Decisions in the Mekong have generally been driven by political and economic agendas that extend little regard for science and environmental concerns. But this may be changing, as moves like Cambodia’s dam moratorium suggest. Meanwhile, science in the region continues to expand, with additional research centers, monitoring programs, and technology. “Scientists are very eager to share their information in the hope that policymakers and managers will use the information to make more informed decisions,” says Sudeep Chandra, director of the University of Nevada Global Water Center, who works in the region.
The Mekong River Commission, for one, has been politically empowered. For years the commission churned out technical data that was largely ignored. Now there’s hope that increased communication and data sharing across the basin will allow for more transparent and open governance of the river. “We need more dialogue about how water is being used between countries,” says Hogan, whose USAID project has published more than a dozen Mekong-related studies as part of a special issue of the journal Water.

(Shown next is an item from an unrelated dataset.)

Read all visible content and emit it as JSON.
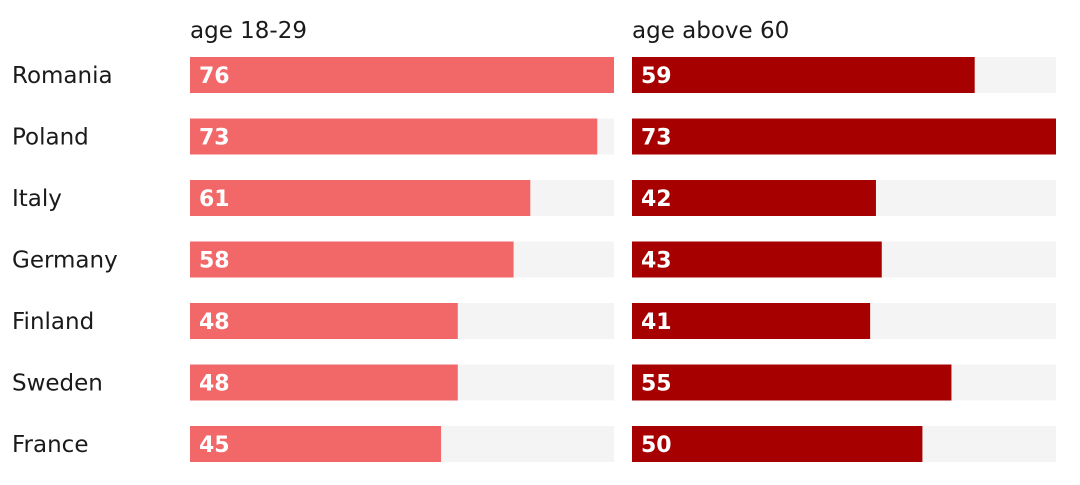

Hogan added that the basin’s numerous challenges should not cloud out signs of progress. “You hear enough negative news about a place and it might cause people to lose hope or think there is nothing positive happening in the region,” Hogan says. “But it’s not always the case. In Cambodia, the Mekong River functions more or less the way it should, and it’s very important not to lose sight of that. The bright spots we’re talking about are not necessarily happening strategically, but they are happening and that’s a good thing. They are the beginning of what’s needed to turn the tide.”